Yine sana yazıyorum;
Yazmak istemediğimi isteyip de unutmayı istemeni istesem bile...
Boş ver diyorum sana her şeyi boş ver.
Benden ne kadar aldıysan ister yüz ister beş yüz tane mektupları,
Hepsini unut,at hepsini Marmara'ya...
Yolun düşerse eğer Değirmendere'de ki o iskelenin tam ucundan salıver,
Hepsini salıver ki unutasın,unut gitsin,
Boş ver diyorum sana,boş ver bitsin...
Yazıyorum yine sana,ama inan bu son sana.
Artık önce yazdıklarım gibi sana sevdiğim demiyorum,
Sevmiyorum diyorum,unutmanı istiyorum...
Buna en çok benden sonra anam üzülecek.
Seni gelini bilmişti,neler yapmıştı sana neler dikmişti.
Nakışlı havluları,dantelli yastıkları yeniden,
Bir tek senin için çıkarıp dizmişti otuz senedir çıkarmadığı çeyizinden.
İnan laf söyletmezdi sana,
Ne zaman hakkında konuşsam hep çatardı bana...
'İyi davran'derdi'gelinime,kızıma,iyi davran'derdi...Anam çok üzülecek buna.
Yine sana yazıyorum,aslında ne yazdığımı bilmiyorum.
Neyi yazıyorum,niye yazıyorum?
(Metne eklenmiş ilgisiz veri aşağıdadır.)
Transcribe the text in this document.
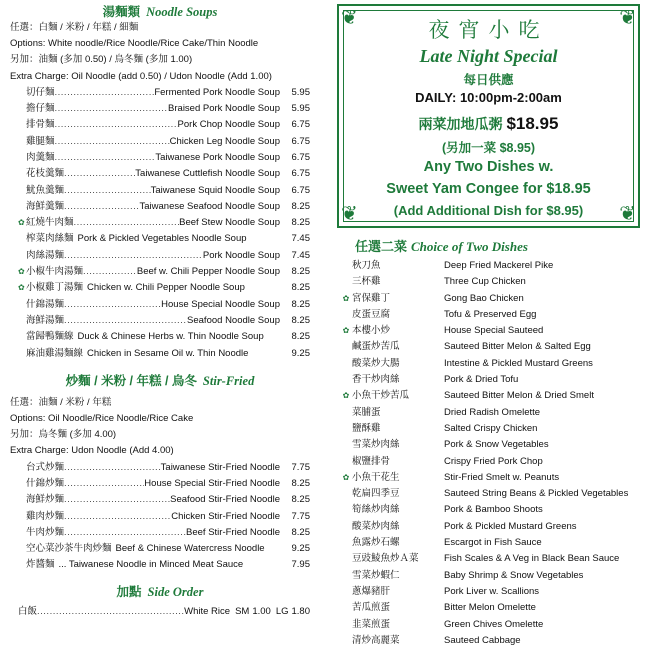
湯麵類 Noodle Soups
任選：白麵 / 米粉 / 年糕 / 細麵
Options: White noodle/Rice Noodle/Rice Cake/Thin Noodle
另加：油麵 (多加 0.50) / 烏冬麵 (多加 1.00)
Extra Charge: Oil Noodle (add 0.50) / Udon Noodle (Add 1.00)
切仔麵 .....	Fermented Pork Noodle Soup	5.95
擔仔麵 .....	Braised Pork Noodle Soup	5.95
排骨麵 .....	Pork Chop Noodle Soup	6.75
雞腿麵 .....	Chicken Leg Noodle Soup	6.75
肉羹麵 .....	Taiwanese Pork Noodle Soup	6.75
花枝羹麵 .....	Taiwanese Cuttlefish Noodle Soup	6.75
魷魚羹麵 .....	Taiwanese Squid Noodle Soup	6.75
海鮮羹麵 .....	Taiwanese Seafood Noodle Soup	8.25
✿ 紅燒牛肉麵 .....	Beef Stew Noodle Soup	8.25
榨菜肉絲麵 Pork & Pickled Vegetables Noodle Soup	7.45
肉絲湯麵 .....	Pork Noodle Soup	7.45
✿ 小椒牛肉湯麵 .....	Beef w. Chili Pepper Noodle Soup	8.25
✿ 小椒雞丁湯麵 Chicken w. Chili Pepper Noodle Soup	8.25
什錦湯麵 .....	House Special Noodle Soup	8.25
海鮮湯麵 .....	Seafood Noodle Soup	8.25
當歸鴨麵線 Duck & Chinese Herbs w. Thin Noodle Soup	8.25
麻油雞湯麵線 Chicken in Sesame Oil w. Thin Noodle	9.25
炒麵 / 米粉 / 年糕 / 烏冬 Stir-Fried
任選：油麵 / 米粉 / 年糕
Options: Oil Noodle/Rice Noodle/Rice Cake
另加：烏冬麵 (多加 4.00)
Extra Charge: Udon Noodle (Add 4.00)
台式炒麵 .....	Taiwanese Stir-Fried Noodle	7.75
什錦炒麵 .....	House Special Stir-Fried Noodle	8.25
海鮮炒麵 .....	Seafood Stir-Fried Noodle	8.25
雞肉炒麵 .....	Chicken Stir-Fried Noodle	7.75
牛肉炒麵 .....	Beef Stir-Fried Noodle	8.25
空心菜沙茶牛肉炒麵 Beef & Chinese Watercress Noodle	9.25
炸醬麵 ... Taiwanese Noodle in Minced Meat Sauce	7.95
加點 Side Order
白飯 .....	White Rice SM 1.00 LG 1.80
❦	❦
❦	❦
夜宵小吃
Late Night Special
每日供應
DAILY: 10:00pm-2:00am
兩菜加地瓜粥 $18.95
(另加一菜 $8.95)
Any Two Dishes w.
Sweet Yam Congee for $18.95
(Add Additional Dish for $8.95)
任選二菜 Choice of Two Dishes
秋刀魚	Deep Fried Mackerel Pike
三杯雞	Three Cup Chicken
✿ 宮保雞丁	Gong Bao Chicken
皮蛋豆腐	Tofu & Preserved Egg
✿ 本樓小炒	House Special Sauteed
鹹蛋炒苦瓜	Sauteed Bitter Melon & Salted Egg
酸菜炒大腸	Intestine & Pickled Mustard Greens
香干炒肉絲	Pork & Dried Tofu
✿ 小魚干炒苦瓜	Sauteed Bitter Melon & Dried Smelt
菜脯蛋	Dried Radish Omelette
鹽酥雞	Salted Crispy Chicken
雪菜炒肉絲	Pork & Snow Vegetables
椒鹽排骨	Crispy Fried Pork Chop
✿ 小魚干花生	Stir-Fried Smelt w. Peanuts
乾扁四季豆	Sauteed String Beans & Pickled Vegetables
筍絲炒肉絲	Pork & Bamboo Shoots
酸菜炒肉絲	Pork & Pickled Mustard Greens
魚露炒石螺	Escargot in Fish Sauce
豆豉鯪魚炒Ａ菜	Fish Scales & A Veg in Black Bean Sauce
雪菜炒蝦仁	Baby Shrimp & Snow Vegetables
蔥爆豬肝	Pork Liver w. Scallions
苦瓜煎蛋	Bitter Melon Omelette
韭菜煎蛋	Green Chives Omelette
清炒高麗菜	Sauteed Cabbage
Bilmiyorum ki!
Dökülen gözyaşımla ıslanan bu pembe üzerine beyaz çizgilerle motiflenmiş
Liseli arkadaşların,kardeşlerin aldıkları,sevgi yapraklarına ayrılığı,
hasreti niye?
Cinnet geçiriyor,tükeniyor sana ayrılığı yazarken
Ayrılmamayı yazmak isteyen tükenmez kalemim.
Tükeniyor,tıpkı kalemim gibi,benim bu derbeder dünyam,çilekeş alemim...
Allah kahretsin diyorum,en büyük bedduaları,ahları söylüyorum.
Ama yazamıyorum,çünkü utanıyorum sevdadan,hayattan,
Bu pembe yapraklardan...Utanıyorum,sevdaları artık zalim tanıyorum.
Yine sana yazarken son namelerimin,en son katarını,
Bana bakıyor duvara yapıştırdığım Erkin Koray posteri...
Bakma bana öyle Erkin abi! ...
Bu gözlerimden döktüğüm sevdamın,hakkımın teri...
Bitirmem lazım artık bunu,demeliyim sadece,unut beni.
Unut beni,unutasın,garabetime sebebsin,sebebimsin,birazcıkda utanasın...
Son noktayı koymam lazım anam çok üzülse de buna,
Çıkardığı çeyizleri koysun geriye,geri bıraksın sandığına...
Liseli gençler yine o kırtasiyeden alsınlar pembe kağıtları,
Yazsınlar yürekleri,yaksınlar ağıtları...
Sana sevdiğim demiyorum,diyorum işte seni unutuyorum,unutuyorum gitsin...
Dayanılmaz bu acıyla kalemde bitsin.
Yine sana yazmıyorum...Artık seni sevmiyorum...
Kayıt Tarihi : 30.8.2014 12:44:00
© Bu şiirin her türlü telif hakkı şairin kendisine ve / veya temsilcilerine aittir.
2000 ilkbahar,yaz başları...
Kaleminize sağlık sayın Mustafa Arpa...
TÜM YORUMLAR (1)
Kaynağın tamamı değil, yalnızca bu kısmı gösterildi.